Proposed Treasury Regulations Issued On Deducting Business Meals
The Tax Cuts And Jobs Act Of 2017 (“TCJA”) was signed into law by President Trump on December 22, 2017. It has been a good 30 years since the last time the Internal Revenue Code received such a major update but for taxpayers.
Deductions Relating to Meal And Entertainment Expenses
Under prior law, a taxpayer generally can deduct business-related meal and entertainment expenses paid or incurred in entertaining a client, customer, or employee. The taxpayer had to show that the item was directly related to (or, in certain cases, associated with) the active conduct of the taxpayer’s trade or business. In such case, a deduction is allowed, although it is generally limited to 50% of the expense amount.

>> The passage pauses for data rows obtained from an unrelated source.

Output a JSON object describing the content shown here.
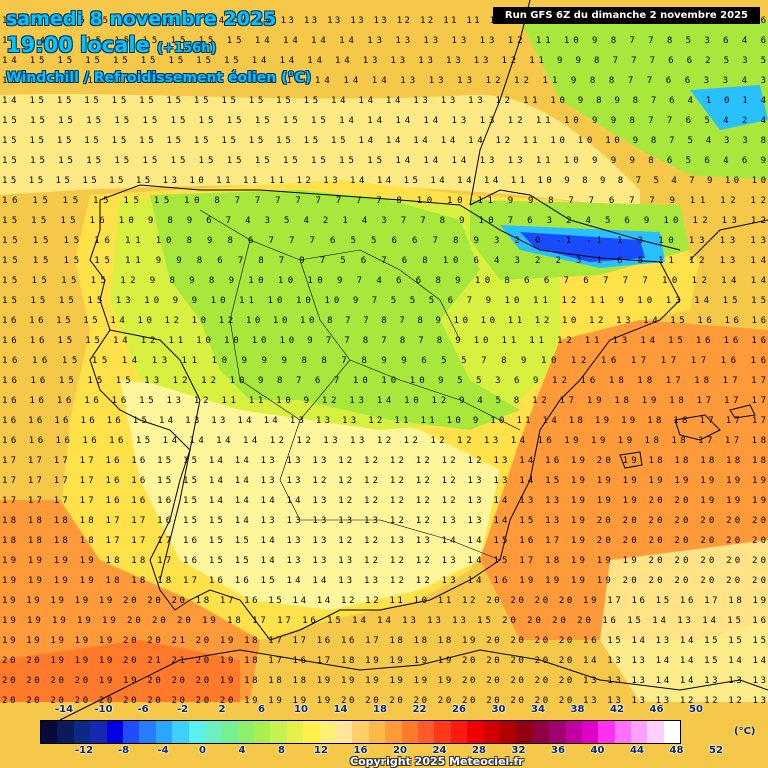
{
  "header": {
    "date": "samedi 8 novembre 2025",
    "time": "19:00 locale",
    "lead": "(+156h)",
    "parameter": "Windchill / Refroidissement éolien (°C)",
    "run": "Run GFS 6Z du dimanche 2 novembre 2025"
  },
  "legend": {
    "top_ticks": [
      "-14",
      "-10",
      "-6",
      "-2",
      "2",
      "6",
      "10",
      "14",
      "18",
      "22",
      "26",
      "30",
      "34",
      "38",
      "42",
      "46",
      "50"
    ],
    "bottom_ticks": [
      "-12",
      "-8",
      "-4",
      "0",
      "4",
      "8",
      "12",
      "16",
      "20",
      "24",
      "28",
      "32",
      "36",
      "40",
      "44",
      "48",
      "52"
    ],
    "unit": "(°C)",
    "colors": [
      "#0a0a3a",
      "#0a1a5a",
      "#0a2a8a",
      "#1428b0",
      "#0000e0",
      "#1e4cff",
      "#2a7cff",
      "#2aa8ff",
      "#3cd2ff",
      "#5af0f0",
      "#6cf0c0",
      "#78f090",
      "#8ef06a",
      "#a8f050",
      "#c8f050",
      "#e6f04a",
      "#fff04a",
      "#fff07a",
      "#ffe69a",
      "#ffd06a",
      "#ffb84a",
      "#ff9c3a",
      "#ff7a2a",
      "#ff5a2a",
      "#ff3a1a",
      "#ff1a10",
      "#f00000",
      "#d00000",
      "#b00000",
      "#900010",
      "#900040",
      "#a00070",
      "#c000a0",
      "#e000c8",
      "#ff30f0",
      "#ff70ff",
      "#ffa0ff",
      "#ffd0ff",
      "#ffffff"
    ],
    "copyright": "Copyright 2025 Meteociel.fr"
  },
  "map": {
    "colors": {
      "sea": "#f5c84a",
      "mid": "#ffe14a",
      "pale": "#fff59a",
      "green": "#a8e83c",
      "lime": "#d8f040",
      "cyan": "#28c0ff",
      "blue": "#1a4cff",
      "warm": "#ff9a3a",
      "hot": "#ff7a2a",
      "border": "#000000",
      "numbers": "#000000"
    },
    "label_rows": [
      {
        "y": 23,
        "text": "15 15 15 15 15 15 15 14 15 14 14 14 13 13 13 13 13 12 12 11 11 10 8 7 7 7 6 5 5 5 4 5 4 5 5 5 5 6 6"
      },
      {
        "y": 43,
        "text": "14 14 15 15 15 15 15 15 15 14 14 14 14 13 13 13 13 13 12 11 10 9 8 7 7 8 5 3 6 4 6"
      },
      {
        "y": 63,
        "text": "14 15 15 15 15 15 15 15 15 14 14 14 14 13 13 13 13 13 12 11 9 9 8 7 7 7 6 6 2 5 3 5"
      },
      {
        "y": 83,
        "text": "15 15 15 15 15 15 15 15 15 15 15 14 14 14 13 13 13 12 12 11 9 8 8 7 7 6 6 3 3 4 3"
      },
      {
        "y": 103,
        "text": "14 15 15 15 15 15 15 15 15 15 15 15 14 14 14 13 13 13 12 11 10 9 8 9 8 7 6 4 1 0 1 4"
      },
      {
        "y": 123,
        "text": "15 15 15 15 15 15 15 15 15 15 15 15 14 14 14 14 13 13 12 11 10 9 9 8 7 7 6 5 4 2 4"
      },
      {
        "y": 143,
        "text": "15 15 15 15 15 15 15 15 15 15 15 15 15 14 14 14 14 14 12 11 10 10 10 9 8 7 5 4 3 3 8"
      },
      {
        "y": 163,
        "text": "15 15 15 15 15 15 15 15 15 15 15 15 15 15 14 14 14 13 13 11 10 9 9 9 8 6 5 6 4 6 9"
      },
      {
        "y": 183,
        "text": "15 15 15 15 15 15 13 10 11 11 11 12 13 14 14 15 14 14 14 11 10 9 8 9 8 7 5 4 7 9 10 10"
      },
      {
        "y": 203,
        "text": "16 15 15 15 15 15 10 8 7 7 7 7 7 7 7 7 8 10 10 11 9 9 8 7 7 6 7 7 9 11 12 12"
      },
      {
        "y": 223,
        "text": "15 15 15 16 10 9 8 9 6 7 4 3 5 4 2 1 4 3 7 7 8 9 10 7 6 3 2 4 5 6 9 10 12 13 12"
      },
      {
        "y": 243,
        "text": "15 15 15 16 11 10 8 9 8 6 7 7 7 6 5 5 6 6 7 8 9 3 2 0 -1 -1 1 3 10 13 13 13"
      },
      {
        "y": 263,
        "text": "15 15 15 15 11 9 9 8 6 7 8 7 9 7 5 6 7 6 8 10 6 4 3 2 2 3 1 6 8 11 12 13 14"
      },
      {
        "y": 283,
        "text": "15 15 15 15 12 9 8 9 8 9 10 10 10 9 7 4 6 6 8 9 10 8 6 6 7 6 7 7 7 10 12 14 14"
      },
      {
        "y": 303,
        "text": "15 15 15 15 13 10 9 9 10 11 10 10 10 9 7 5 5 5 6 7 9 10 11 12 11 9 10 13 14 15 15"
      },
      {
        "y": 323,
        "text": "16 16 15 15 14 10 12 10 12 10 10 10 8 7 7 8 7 8 9 10 10 11 12 10 12 13 14 15 16 16 16"
      },
      {
        "y": 343,
        "text": "16 16 15 15 14 12 11 10 10 10 10 9 7 7 8 7 8 7 8 9 10 11 11 12 11 13 14 15 16 16 16"
      },
      {
        "y": 363,
        "text": "16 16 15 15 14 13 11 10 9 9 9 8 8 7 8 9 9 6 5 5 7 8 9 10 12 16 17 17 17 16 16"
      },
      {
        "y": 383,
        "text": "16 16 15 15 15 13 12 12 10 9 8 7 6 7 10 10 10 9 5 5 3 6 9 12 16 18 18 17 18 17 17"
      },
      {
        "y": 403,
        "text": "16 16 16 16 16 15 13 12 11 11 10 9 12 13 14 10 12 9 4 5 8 12 17 19 18 19 18 17 17 17"
      },
      {
        "y": 423,
        "text": "16 16 16 16 16 15 14 13 13 14 14 13 13 13 12 11 11 10 9 10 11 14 18 19 19 18 18 17 17 17"
      },
      {
        "y": 443,
        "text": "16 16 16 16 16 15 14 14 14 14 12 12 13 13 12 12 12 12 13 14 16 19 19 19 18 18 17 17 18"
      },
      {
        "y": 463,
        "text": "17 17 17 17 16 16 15 15 14 14 13 13 13 12 12 12 12 12 12 13 14 16 19 20 19 18 18 18 18 18"
      },
      {
        "y": 483,
        "text": "17 17 17 17 16 16 15 15 14 14 13 13 12 12 12 12 12 12 13 13 14 15 19 19 19 19 19 19 19 19"
      },
      {
        "y": 503,
        "text": "17 17 17 17 16 16 16 15 14 14 14 14 13 12 12 12 12 12 13 14 13 13 19 19 19 20 20 19 19 19"
      },
      {
        "y": 523,
        "text": "18 18 18 18 17 17 16 15 15 14 13 13 13 13 13 12 12 13 13 14 15 13 19 20 20 20 20 20 20 20"
      },
      {
        "y": 543,
        "text": "18 18 18 18 17 17 17 16 15 15 14 13 13 12 12 13 13 14 14 15 16 17 19 20 20 20 20 20 20 20"
      },
      {
        "y": 563,
        "text": "19 19 19 19 18 18 17 16 15 15 14 13 13 13 12 12 12 13 14 15 17 18 19 19 19 20 20 20 20 20"
      },
      {
        "y": 583,
        "text": "19 19 19 19 18 18 18 17 16 16 15 14 14 13 13 12 12 13 14 16 19 19 19 19 20 20 20 20 20 20"
      },
      {
        "y": 603,
        "text": "19 19 19 19 19 20 20 20 18 17 16 15 14 14 12 12 11 10 11 12 20 20 20 20 19 17 16 15 16 17 18 19"
      },
      {
        "y": 623,
        "text": "19 19 19 19 19 20 20 20 19 18 17 17 16 15 14 14 13 13 13 15 20 20 20 20 16 15 14 13 14 15 16"
      },
      {
        "y": 643,
        "text": "19 19 19 19 19 20 20 21 20 19 18 17 17 16 16 17 18 18 18 19 20 20 20 20 16 15 14 13 14 15 15 15"
      },
      {
        "y": 663,
        "text": "20 20 19 19 19 20 21 21 20 19 18 17 16 17 18 19 19 19 19 20 20 20 20 20 14 13 13 14 14 15 14 14"
      },
      {
        "y": 683,
        "text": "20 20 20 20 19 19 20 20 20 19 18 18 18 19 19 19 19 19 19 20 20 20 20 20 13 13 13 14 14 13 13 13"
      },
      {
        "y": 703,
        "text": "20 20 20 20 20 20 20 20 20 20 19 19 19 19 20 20 20 20 20 20 20 20 20 20 13 13 13 13 12 12 12 13"
      }
    ]
  }
}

Starting with 2018 more stringent rules apply with respect to a deduction for meal and entertainment expenses paid after 2017. The TCJA repeals the deduction for most entertainment expenses, effective for amounts incurred after 2017. There is no exception for amount incurred that are directly related to, or associated with, the active conduct of the taxpayer’s trade or business. This repeal would extend to the cost of tickets to sporting events, stadium license fees, private boxes at sporting events, theater tickets, golf club dues, etc.
However, it is still possible that some amounts may still be deductible if they meet the exceptions in IRC § 274(e), a provision that was not touched by the TCJA.
The main exceptions in IRC § 274(e) allowing deductibility are:
- Expenses for food and beverages (and facilities used in connection therewith) furnished on the business premises of the taxpayer primarily for the taxpayer’s employees.
- Expenses for recreational, social, or similar activities (and facilities used in connection therewith) primarily for the benefit of employees, other than highly-compensated employees.
- Expenses incurred by a taxpayer which are directly related to business meetings of the taxpayer’s employees, stockholders, agents, or directors.
- Expenses directly related and necessary to attendance at a business meeting or convention of any certain organizations such as business leagues, chambers of commerce, real estate boards, and boards of trade.
- Expenses for goods, services and facilities made available by the taxpayer to the general public.
This lack of clarity by the TCJA created a lot of confusion in the business community which the IRS was looking to address.
On October 3, 2018 the IRS issued guidance, Notice 2018-76, clarifying that taxpayers may generally continue to deduct 50% of the food and beverage expenses associated with operating their trade or business, despite changes to the meal and entertainment expense deduction by the TCJA. Now that the IRS issued Proposed Regulations, here is what you need to know.
Under the proposed regulations, taxpayers may deduct 50% of an otherwise allowable business meal expense if:
- The expense is an ordinary and necessary business expense under Sec. 162(a) paid or incurred during the tax year when carrying on any trade or business;
- The expense is not lavish or extravagant under the circumstances;
- The taxpayer or an employee of the taxpayer is present when the food and beverages are furnished;
- The food and beverages are provided to a current or potential business customer, client, consultant, or similar business contact; and
- For food and beverages provided during or at an entertainment activity, they are purchased separately from the entertainment, or the cost of the food and beverages is stated separately from the cost of the entertainment on one or more bills, invoices, or receipts.
Regarding the requirement in No. 4 above that the food and beverages be provided to a current or potential business contact, the IRS defines such a contact as “a person with whom the taxpayer could reasonably expect to engage or deal in the active conduct of the taxpayer’s trade or business such as the taxpayer’s customer, client, supplier, employee, agent, partner, or professional adviser, whether established or prospective.”
What Should You Do?
Like with any expense you are looking to deduct it is important to make sure that the tax law would support a deduction and that you have the required backup documentation in case you are audited by the IRS. Also, be mindful that in any audit by IRS, an agent will be making sure that taxpayers are not inflating the amount charged for food and beverages in order to circumvent the disallowance of entertainment.